It is time to get out the charm quilts for their photo session. I'm hoping to have digital pictures of all of my quilts soon. Charm quilts have had revivals a couple times. They started out more than a century ago and had a revival in the mid 1980's. Our local guild wanted to do a charm quilt so another lady and I started cutting my fabrics into kits of 3-1/2" squares and 5" squares. About halfway through she had family matters to attend to so I finished the cutting myself, about 880 different fabrics. I took the kits to the guild meeting hoping to sell some and one of the kits was used to make a charm quilt at the meeting. None of the kits sold! Now I was on a mission to show them what could be done with a kit.

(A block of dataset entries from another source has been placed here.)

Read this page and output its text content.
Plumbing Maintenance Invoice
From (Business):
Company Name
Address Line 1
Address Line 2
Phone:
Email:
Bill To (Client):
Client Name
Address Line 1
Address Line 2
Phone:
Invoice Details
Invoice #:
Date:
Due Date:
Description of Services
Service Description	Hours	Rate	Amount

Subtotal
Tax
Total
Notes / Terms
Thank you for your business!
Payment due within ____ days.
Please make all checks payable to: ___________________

In 1981 an antique version of the quilt above was in the Quilt Engagement Calendar. In Jan. 1985 someone published an article in Quilters Newsletter Magazine telling how many light/med, light/dark, and med/dark combination squares you needed to make it . In 1986 started pairing squares, drawing the line diagonally, sewing on each side and cut the marked line. But now I had 2 of every combination and each fabric was supposed to appear only once. That is how the second quilt below was born,
from the other half of the pieced squares. There was a black and white drawing of this block in a Barbara Johannah book so I converted it to lt/med/dk so I could use the 3 value ranges. The top quilt has 864 different fabrics, the bottom one 936 different fabrics. I sold most of the kits. More tomorrow.
8 comments:
These quilts have totally charmed me! I like art quilts, but these traditional beauties are what made me want to quilt in the first place. You have such an eye for values and color placement. Thank you for sharing them, and again, your fabric stash amazes me.
I love the first one. It has the 'feel' of an early ocean waves without the discordance.

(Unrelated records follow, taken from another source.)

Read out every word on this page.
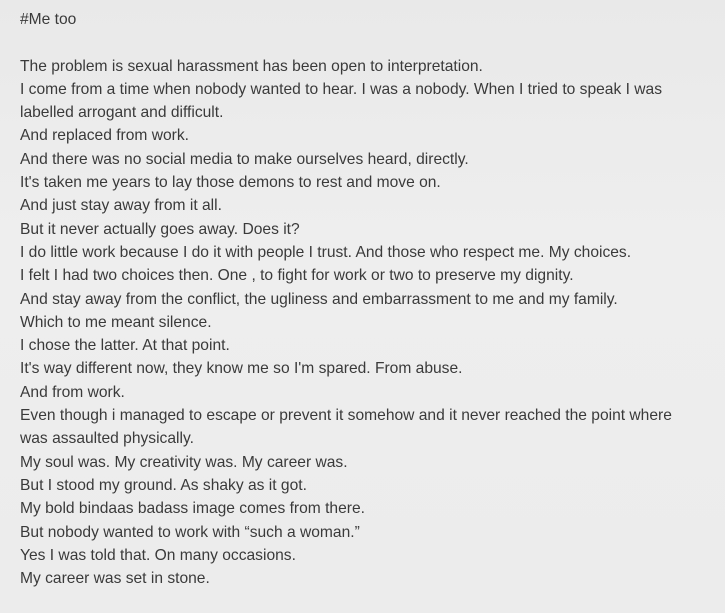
#Me too
The problem is sexual harassment has been open to interpretation.
I come from a time when nobody wanted to hear. I was a nobody. When I tried to speak I was
labelled arrogant and difficult.
And replaced from work.
And there was no social media to make ourselves heard, directly.
It's taken me years to lay those demons to rest and move on.
And just stay away from it all.
But it never actually goes away. Does it?
I do little work because I do it with people I trust. And those who respect me. My choices.
I felt I had two choices then. One , to fight for work or two to preserve my dignity.
And stay away from the conflict, the ugliness and embarrassment to me and my family.
Which to me meant silence.
I chose the latter. At that point.
It's way different now, they know me so I'm spared. From abuse.
And from work.
Even though i managed to escape or prevent it somehow and it never reached the point where
was assaulted physically.
My soul was. My creativity was. My career was.
But I stood my ground. As shaky as it got.
My bold bindaas badass image comes from there.
But nobody wanted to work with “such a woman.”
Yes I was told that. On many occasions.
My career was set in stone.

I am sure these quilts sold many charm kits! I love both of them. Charm quilts are one of my favorite catagories of quilts - but then I've never met a "scrap" quilt that I didn't like.

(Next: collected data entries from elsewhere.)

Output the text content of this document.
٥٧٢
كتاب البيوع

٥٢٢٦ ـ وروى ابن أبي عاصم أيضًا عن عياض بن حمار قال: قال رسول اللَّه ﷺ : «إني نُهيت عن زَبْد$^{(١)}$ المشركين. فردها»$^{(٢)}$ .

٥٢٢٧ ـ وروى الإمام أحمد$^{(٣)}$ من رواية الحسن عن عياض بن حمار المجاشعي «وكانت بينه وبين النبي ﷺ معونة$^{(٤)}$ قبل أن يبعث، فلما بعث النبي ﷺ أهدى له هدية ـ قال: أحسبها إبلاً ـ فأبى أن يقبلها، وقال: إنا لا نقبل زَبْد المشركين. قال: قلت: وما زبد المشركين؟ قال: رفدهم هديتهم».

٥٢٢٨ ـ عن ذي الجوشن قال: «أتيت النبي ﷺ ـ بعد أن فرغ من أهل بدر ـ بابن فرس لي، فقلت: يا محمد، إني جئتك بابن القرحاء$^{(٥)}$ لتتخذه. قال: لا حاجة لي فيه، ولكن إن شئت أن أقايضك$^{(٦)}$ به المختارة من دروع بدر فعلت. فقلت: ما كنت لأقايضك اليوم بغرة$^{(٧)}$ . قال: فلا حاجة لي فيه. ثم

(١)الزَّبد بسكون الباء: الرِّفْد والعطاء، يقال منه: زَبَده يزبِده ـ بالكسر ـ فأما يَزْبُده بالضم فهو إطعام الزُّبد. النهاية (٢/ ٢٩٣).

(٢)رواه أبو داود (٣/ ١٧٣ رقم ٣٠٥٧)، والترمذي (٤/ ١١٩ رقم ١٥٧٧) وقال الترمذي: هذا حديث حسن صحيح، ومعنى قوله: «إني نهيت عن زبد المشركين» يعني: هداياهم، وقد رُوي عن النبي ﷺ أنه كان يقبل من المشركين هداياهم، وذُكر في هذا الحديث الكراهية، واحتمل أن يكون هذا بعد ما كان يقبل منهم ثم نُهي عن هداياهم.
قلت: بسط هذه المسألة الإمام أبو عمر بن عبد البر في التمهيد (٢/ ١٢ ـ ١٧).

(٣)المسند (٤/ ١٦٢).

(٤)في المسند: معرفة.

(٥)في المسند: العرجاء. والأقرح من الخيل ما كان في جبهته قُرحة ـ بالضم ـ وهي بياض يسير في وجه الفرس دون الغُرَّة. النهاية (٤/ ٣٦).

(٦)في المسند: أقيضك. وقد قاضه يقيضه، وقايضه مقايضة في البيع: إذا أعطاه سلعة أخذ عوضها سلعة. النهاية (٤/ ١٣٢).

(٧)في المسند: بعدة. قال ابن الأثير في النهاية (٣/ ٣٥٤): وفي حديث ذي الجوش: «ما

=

Growing up did you like kaleidoscopes and did you spend hours studying those beautiful designs? I agree with Lc, your eye for values and color placement is awesome. Which brings to my mind Paula Nadelsterns work. You are right up there with her.
J~ MT
Zowie! These are terrific. Exhuberent Color, indeed!
I never tire of seeing your beautiful original quilts. These are both wonderful.
Wow, I like them both. My charm quilts have only been squares so far...
Both are amazing. And all those triangles! Your color sense is flawless.